The exhibition will include several of Courbet's seminal paintings from the early 1850s, which depict the customs of Ornans. Exhibited at the Salon of 1852, Young Ladies of the Village, a pastoral image of his sisters' encounter with a peasant girl in a valley near Ornans, was criticized for the unattractiveness of its protagonists and its apparent disregard for perspective (1851-52, The Metropolitan Museum of Art). The Meeting: Bonjour Monsieur Courbet represents what is likely an imagined exchange between the noted collector of 19th-century art Alfred Bruyas and the artist, who had come to visit him in Montpellier (1854, Musée Fabre, Montpellier).
Also on view will be a selection of Courbet's nudes, revealing the modernity of his approach to the genre. Idealized female nudes proliferated at the Salons in Paris during the Second Empire, and Courbet challenged the status quo – and also scandalized the public at the Salon of 1866 – with his sensuous and provocative Woman with a Parrot (1865-66, The Metropolitan Museum of Art). By censuring the artist's taste and the model's discarded clothes and disheveled hair, the critics made it clear that they were unsettled by the work's undisguised contemporaneity.
Courbet was also an innovative landscape painter. His painterly and expressive renderings of Ornans and its surroundings, notably his series of paintings of the grotto at the source of the Loue River and the wooded stream of the Puits-Noir (National Gallery of Art, Washington, and The Baltimore Museum of Art), as well as his views of the coastline of Normandy (Musée Fabre, Montpellier, and Philadelphia Museum of Art), signal his radical approach to landscape painting. These works brought Courbet critical and popular success, as did his hunting scenes, which he began painting in the late 1850s.
Portraiture engaged Courbet throughout his career, and is represented by an unprecedented selection of the artist's early self-portraits in various guises. A highlight is the astonishing self-portrait The Desperate Man (1844-45, Private Collection), shown in the United States for the first time. He also painted numerous portraits of his family and friends, including his sister Juliette Courbet (1845; Petit Palais) and the posthumous portrait of his friend, the philosopher Pierre-Joseph Proudhon, with his children (1865-67, Petit Palais, Paris).
Gustave Courbet was born into an affluent landowning family in the village of Ornans, near the Swiss border. He studied at the Royal College in the nearby town of Besançon and, in 1840, was sent to Paris to study law. Defying his father, he pursued an artistic career instead and learned by copying masterpieces in the Louvre.

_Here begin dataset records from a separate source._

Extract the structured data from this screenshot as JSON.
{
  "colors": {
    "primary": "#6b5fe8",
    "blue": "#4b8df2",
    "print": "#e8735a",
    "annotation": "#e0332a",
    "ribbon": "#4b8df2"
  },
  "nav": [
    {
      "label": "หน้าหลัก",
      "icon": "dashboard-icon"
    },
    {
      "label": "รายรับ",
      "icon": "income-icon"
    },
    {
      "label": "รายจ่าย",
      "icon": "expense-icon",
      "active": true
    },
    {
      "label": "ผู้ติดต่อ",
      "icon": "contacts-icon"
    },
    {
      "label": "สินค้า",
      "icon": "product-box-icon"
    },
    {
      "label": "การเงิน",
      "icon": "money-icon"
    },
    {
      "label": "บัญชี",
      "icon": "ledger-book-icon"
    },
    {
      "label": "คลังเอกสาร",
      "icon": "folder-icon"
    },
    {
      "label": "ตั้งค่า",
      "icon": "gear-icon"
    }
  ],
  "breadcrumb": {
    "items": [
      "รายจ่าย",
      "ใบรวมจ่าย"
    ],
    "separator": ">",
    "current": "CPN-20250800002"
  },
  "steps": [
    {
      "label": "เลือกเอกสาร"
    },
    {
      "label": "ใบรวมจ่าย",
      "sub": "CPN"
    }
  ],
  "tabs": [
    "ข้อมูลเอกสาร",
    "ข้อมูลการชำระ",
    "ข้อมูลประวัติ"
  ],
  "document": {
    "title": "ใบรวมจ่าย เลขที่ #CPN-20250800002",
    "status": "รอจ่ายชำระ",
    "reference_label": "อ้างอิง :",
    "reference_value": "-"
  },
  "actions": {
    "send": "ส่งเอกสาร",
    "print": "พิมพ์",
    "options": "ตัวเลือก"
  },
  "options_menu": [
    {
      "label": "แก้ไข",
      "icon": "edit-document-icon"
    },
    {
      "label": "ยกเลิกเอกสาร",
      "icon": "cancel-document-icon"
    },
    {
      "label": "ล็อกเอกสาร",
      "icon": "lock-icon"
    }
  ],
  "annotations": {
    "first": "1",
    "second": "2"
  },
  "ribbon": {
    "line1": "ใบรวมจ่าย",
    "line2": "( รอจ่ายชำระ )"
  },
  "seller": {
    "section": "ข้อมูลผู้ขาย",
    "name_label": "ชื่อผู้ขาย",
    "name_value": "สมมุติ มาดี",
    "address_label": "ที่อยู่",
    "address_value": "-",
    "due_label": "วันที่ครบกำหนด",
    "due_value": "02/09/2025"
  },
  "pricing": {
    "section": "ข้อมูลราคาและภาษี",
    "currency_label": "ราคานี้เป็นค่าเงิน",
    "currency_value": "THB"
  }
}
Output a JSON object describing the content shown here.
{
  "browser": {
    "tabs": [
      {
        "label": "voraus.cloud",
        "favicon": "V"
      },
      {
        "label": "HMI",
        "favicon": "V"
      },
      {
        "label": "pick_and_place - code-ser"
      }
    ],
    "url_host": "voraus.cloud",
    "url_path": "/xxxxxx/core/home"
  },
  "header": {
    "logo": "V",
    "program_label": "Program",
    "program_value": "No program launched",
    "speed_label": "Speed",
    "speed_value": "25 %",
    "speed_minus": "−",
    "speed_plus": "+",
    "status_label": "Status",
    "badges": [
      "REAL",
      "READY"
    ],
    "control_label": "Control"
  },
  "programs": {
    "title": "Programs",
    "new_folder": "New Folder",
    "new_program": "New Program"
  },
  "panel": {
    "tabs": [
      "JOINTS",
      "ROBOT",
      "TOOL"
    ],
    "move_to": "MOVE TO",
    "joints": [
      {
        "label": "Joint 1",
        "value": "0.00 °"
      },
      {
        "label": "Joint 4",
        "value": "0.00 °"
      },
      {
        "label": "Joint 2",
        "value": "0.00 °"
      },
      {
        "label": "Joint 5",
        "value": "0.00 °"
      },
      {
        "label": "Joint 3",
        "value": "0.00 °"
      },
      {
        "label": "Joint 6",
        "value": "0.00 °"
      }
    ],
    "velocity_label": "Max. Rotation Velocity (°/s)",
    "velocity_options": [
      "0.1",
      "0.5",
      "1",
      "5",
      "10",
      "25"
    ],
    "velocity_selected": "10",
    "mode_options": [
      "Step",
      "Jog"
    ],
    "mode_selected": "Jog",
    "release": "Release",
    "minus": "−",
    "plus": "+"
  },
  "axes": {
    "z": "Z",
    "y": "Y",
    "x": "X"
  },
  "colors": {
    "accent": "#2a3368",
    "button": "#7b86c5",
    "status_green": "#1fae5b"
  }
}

In the 1840s and early 1850s, Courbet's paintings were accepted into the official Salon – the annual juried exhibition administered by the French government and the Academy of Fine Arts. But, as he matured as an artist, he spurned the historical subjects prized by the Academy and painted scenes of modern life rendered in an emphatically realistic style, shocking his contemporaries. In 1855, disgruntled at his rejection by the Salon jury, Courbet constructed a Pavilion of Realism within sight of the official Salon in which he displayed a one-man show of his works, accompanied by a manifesto that proclaimed his artistic philosophy. The decade that followed witnessed his triumph as the leader of the realist school.
Courbet joined the Paris Commune of 1871 and – following the collapse of the revolutionary government – was accused of complicity in the destruction of the Vendôme column, ordered to pay a huge fine for its reconstruction, and imprisoned. In 1873, he fled to Switzerland, where he spent his remaining years in exile.